Fitness,  Yoga and Meditation

5 Benefits of Yoga

By now, you’ve probably heard that yoga is good for your health. And maybe you’ve even tried yoga for yourself and discovered that it makes you feel better. A consistent practice offers many mental and physical health benefits. Some, like improved flexibility, are evident.
Others, including stress reduction, can be more subtle but are just as powerful. These benefits of yoga contribute to increased feelings of well-being, which helps explain why so many people find yoga so addictive. Here are the top benefits of yoga and some poses to help you get the most out of your practice.

  1. Improves flexibility.
Gomukhasana: Cow Face Yoga Pose

 Flexibility is an element of good physical health. Over time your body loses flexibility due to aging, a sedentary lifestyle, stress, or improper posture and movement habits. Regularly practicing yoga may increase mobility in your muscles and joints. 
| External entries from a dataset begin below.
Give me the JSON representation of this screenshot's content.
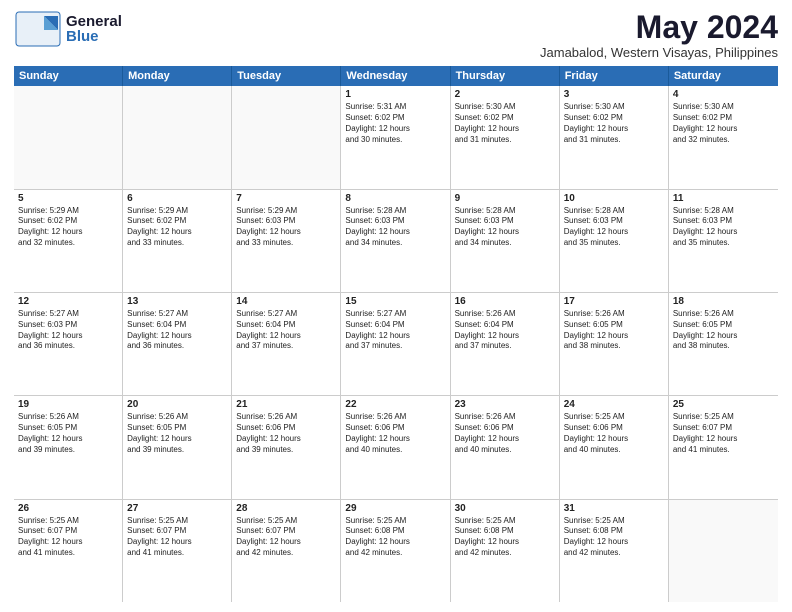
{
  "header": {
    "logo_general": "General",
    "logo_blue": "Blue",
    "main_title": "May 2024",
    "subtitle": "Jamabalod, Western Visayas, Philippines"
  },
  "days_of_week": [
    "Sunday",
    "Monday",
    "Tuesday",
    "Wednesday",
    "Thursday",
    "Friday",
    "Saturday"
  ],
  "weeks": [
    [
      {
        "day": "",
        "content": "",
        "empty": true
      },
      {
        "day": "",
        "content": "",
        "empty": true
      },
      {
        "day": "",
        "content": "",
        "empty": true
      },
      {
        "day": "1",
        "content": "Sunrise: 5:31 AM\nSunset: 6:02 PM\nDaylight: 12 hours\nand 30 minutes.",
        "empty": false
      },
      {
        "day": "2",
        "content": "Sunrise: 5:30 AM\nSunset: 6:02 PM\nDaylight: 12 hours\nand 31 minutes.",
        "empty": false
      },
      {
        "day": "3",
        "content": "Sunrise: 5:30 AM\nSunset: 6:02 PM\nDaylight: 12 hours\nand 31 minutes.",
        "empty": false
      },
      {
        "day": "4",
        "content": "Sunrise: 5:30 AM\nSunset: 6:02 PM\nDaylight: 12 hours\nand 32 minutes.",
        "empty": false
      }
    ],
    [
      {
        "day": "5",
        "content": "Sunrise: 5:29 AM\nSunset: 6:02 PM\nDaylight: 12 hours\nand 32 minutes.",
        "empty": false
      },
      {
        "day": "6",
        "content": "Sunrise: 5:29 AM\nSunset: 6:02 PM\nDaylight: 12 hours\nand 33 minutes.",
        "empty": false
      },
      {
        "day": "7",
        "content": "Sunrise: 5:29 AM\nSunset: 6:03 PM\nDaylight: 12 hours\nand 33 minutes.",
        "empty": false
      },
      {
        "day": "8",
        "content": "Sunrise: 5:28 AM\nSunset: 6:03 PM\nDaylight: 12 hours\nand 34 minutes.",
        "empty": false
      },
      {
        "day": "9",
        "content": "Sunrise: 5:28 AM\nSunset: 6:03 PM\nDaylight: 12 hours\nand 34 minutes.",
        "empty": false
      },
      {
        "day": "10",
        "content": "Sunrise: 5:28 AM\nSunset: 6:03 PM\nDaylight: 12 hours\nand 35 minutes.",
        "empty": false
      },
      {
        "day": "11",
        "content": "Sunrise: 5:28 AM\nSunset: 6:03 PM\nDaylight: 12 hours\nand 35 minutes.",
        "empty": false
      }
    ],
    [
      {
        "day": "12",
        "content": "Sunrise: 5:27 AM\nSunset: 6:03 PM\nDaylight: 12 hours\nand 36 minutes.",
        "empty": false
      },
      {
        "day": "13",
        "content": "Sunrise: 5:27 AM\nSunset: 6:04 PM\nDaylight: 12 hours\nand 36 minutes.",
        "empty": false
      },
      {
        "day": "14",
        "content": "Sunrise: 5:27 AM\nSunset: 6:04 PM\nDaylight: 12 hours\nand 37 minutes.",
        "empty": false
      },
      {
        "day": "15",
        "content": "Sunrise: 5:27 AM\nSunset: 6:04 PM\nDaylight: 12 hours\nand 37 minutes.",
        "empty": false
      },
      {
        "day": "16",
        "content": "Sunrise: 5:26 AM\nSunset: 6:04 PM\nDaylight: 12 hours\nand 37 minutes.",
        "empty": false
      },
      {
        "day": "17",
        "content": "Sunrise: 5:26 AM\nSunset: 6:05 PM\nDaylight: 12 hours\nand 38 minutes.",
        "empty": false
      },
      {
        "day": "18",
        "content": "Sunrise: 5:26 AM\nSunset: 6:05 PM\nDaylight: 12 hours\nand 38 minutes.",
        "empty": false
      }
    ],
    [
      {
        "day": "19",
        "content": "Sunrise: 5:26 AM\nSunset: 6:05 PM\nDaylight: 12 hours\nand 39 minutes.",
        "empty": false
      },
      {
        "day": "20",
        "content": "Sunrise: 5:26 AM\nSunset: 6:05 PM\nDaylight: 12 hours\nand 39 minutes.",
        "empty": false
      },
      {
        "day": "21",
        "content": "Sunrise: 5:26 AM\nSunset: 6:06 PM\nDaylight: 12 hours\nand 39 minutes.",
        "empty": false
      },
      {
        "day": "22",
        "content": "Sunrise: 5:26 AM\nSunset: 6:06 PM\nDaylight: 12 hours\nand 40 minutes.",
        "empty": false
      },
      {
        "day": "23",
        "content": "Sunrise: 5:26 AM\nSunset: 6:06 PM\nDaylight: 12 hours\nand 40 minutes.",
        "empty": false
      },
      {
        "day": "24",
        "content": "Sunrise: 5:25 AM\nSunset: 6:06 PM\nDaylight: 12 hours\nand 40 minutes.",
        "empty": false
      },
      {
        "day": "25",
        "content": "Sunrise: 5:25 AM\nSunset: 6:07 PM\nDaylight: 12 hours\nand 41 minutes.",
        "empty": false
      }
    ],
    [
      {
        "day": "26",
        "content": "Sunrise: 5:25 AM\nSunset: 6:07 PM\nDaylight: 12 hours\nand 41 minutes.",
        "empty": false
      },
      {
        "day": "27",
        "content": "Sunrise: 5:25 AM\nSunset: 6:07 PM\nDaylight: 12 hours\nand 41 minutes.",
        "empty": false
      },
      {
        "day": "28",
        "content": "Sunrise: 5:25 AM\nSunset: 6:07 PM\nDaylight: 12 hours\nand 42 minutes.",
        "empty": false
      },
      {
        "day": "29",
        "content": "Sunrise: 5:25 AM\nSunset: 6:08 PM\nDaylight: 12 hours\nand 42 minutes.",
        "empty": false
      },
      {
        "day": "30",
        "content": "Sunrise: 5:25 AM\nSunset: 6:08 PM\nDaylight: 12 hours\nand 42 minutes.",
        "empty": false
      },
      {
        "day": "31",
        "content": "Sunrise: 5:25 AM\nSunset: 6:08 PM\nDaylight: 12 hours\nand 42 minutes.",
        "empty": false
      },
      {
        "day": "",
        "content": "",
        "empty": true
      }
    ]
  ]
}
Some of the most important benefits of increasing flexibility include a greater range of motion, less muscle tension, and a lower risk of injuries

Poses that Improve Flexibility

  1. Uttanasana: Standing Forward Bend.
  2. Upavistha Konasana: Seated Wide-Legged Straddle
  3. Sucirandhrasana: Eye of the Needle
  4. Baddha Konasana: Cobbler’s Pose
  5. Eka Pada Rajakapotasana: Pigeon Pose
  6. Gomukhasana: Cow Face Pose

2. Improves Strength. 

Adho Mukha Svanasana: Downward Facing Dog Yoga Pose

Yoga has been known as the thing to do when you want to get more flexible. But yoga can also strengthen most of your muscles when you choose the correct poses. You don’t need a lot of space or equipment, just your own body weight. Building muscle improves bone density and boosts your metabolism. 

Poses That Improve Strength 

  1. Adho Mukha Svanasana: Downward Facing Dog
  2. Phalakasana: Plank
  3. Vasisthasana: Side Plank
  4. Paripurna Navasana: Full Boat Pose
  5. Virabhadrasana 2: Warrior 2 Pose

3. Improves Balance and Stability

Tadasana: Mountain Pose

Balance refers to our ability to control our bodies against the forces of gravity while keeping ourselves still. On the other hand, stability refers to our ability to keep our bodies under control even while in motion. Yoga helps with both of these. Improving balance and stability decreases the risk of falls that lead to injuries. 

Poses That Improve Balance and Stability

  1. Tadasana: Mountain Pose
  2. Uttanasana: Forward Fold
  3. Vrksasana: Tree Pose
  4. Virabhadrasana II: Warrior II
  5. Utkatasana: Chair Pose
  6. Trikonasana: Triangle Pose

4. Helps with Back Pain Relief

Salamba Bhujangasana: Sphinx Pose

Tight, tense back muscles can lead to muscle strain and poor posture. When your muscles aren’t tense, there’s usually less stress and pressure on certain parts of your body and, as a result, less pain in your back, neck, and shoulders. If you have chronic lower back pain, especially in your spine, it’s always essential to start any movement program slowly and carefully, using your own pain signals as a guide for your limits. When you exercise or do yoga to treat your lower back pain, start slowly and pay attention to how you feel while doing each pose. If pain increases while you are doing a pose, you should stop doing the pose. If you don’t experience additional pain, you can keep doing the pose to strengthen your body and lower back muscles.

Poses that Relieve Back Pain:

  1. Bitilasana Marjaryasana: Cat-Cow Pose
  2. Salamba Bhujangasana: Sphinx Pose
  3. Salabhasana: Locust Pose
  4. Setu Bandha Sarvangasana: Bridge Pose
  5. Ardha Matsyendrasana: Half Lord of the Fishes
  6. Jathara Parivartanasana: Two-Knee Spinal Twist Pose
  7. Balasana: Child’s Pose

5. Helps you Manage Stress

Sukhasana: Easy Pose

Yoga is sometimes referred to as moving meditation. Yoga is especially helpful with stress relief due to meditation, controlled breathing, stretching asanas, and mental imagery. It reduces anxiety, depression, and, thus, stress. Yoga helps in the body’s production of Endorphins. Endorphins play an important role in managing negative emotions and physical pain. These hormones are important for your physical and emotional well-being. Also, when tension is released in your muscles, it may help you feel more relaxed. In turn, that may lower your stress levels.

Poses that Help Manage Stress:

  1. Sukhasana: Easy Pose
  2. Uttanasana: Standing Forward Bend
  3. Balasana: Child’s Pose
  4. Supta Dandasana: Legs Up Against the Wall Pose
  5. Savasana: Corpse Pose

These Poses can also be used for Meditation.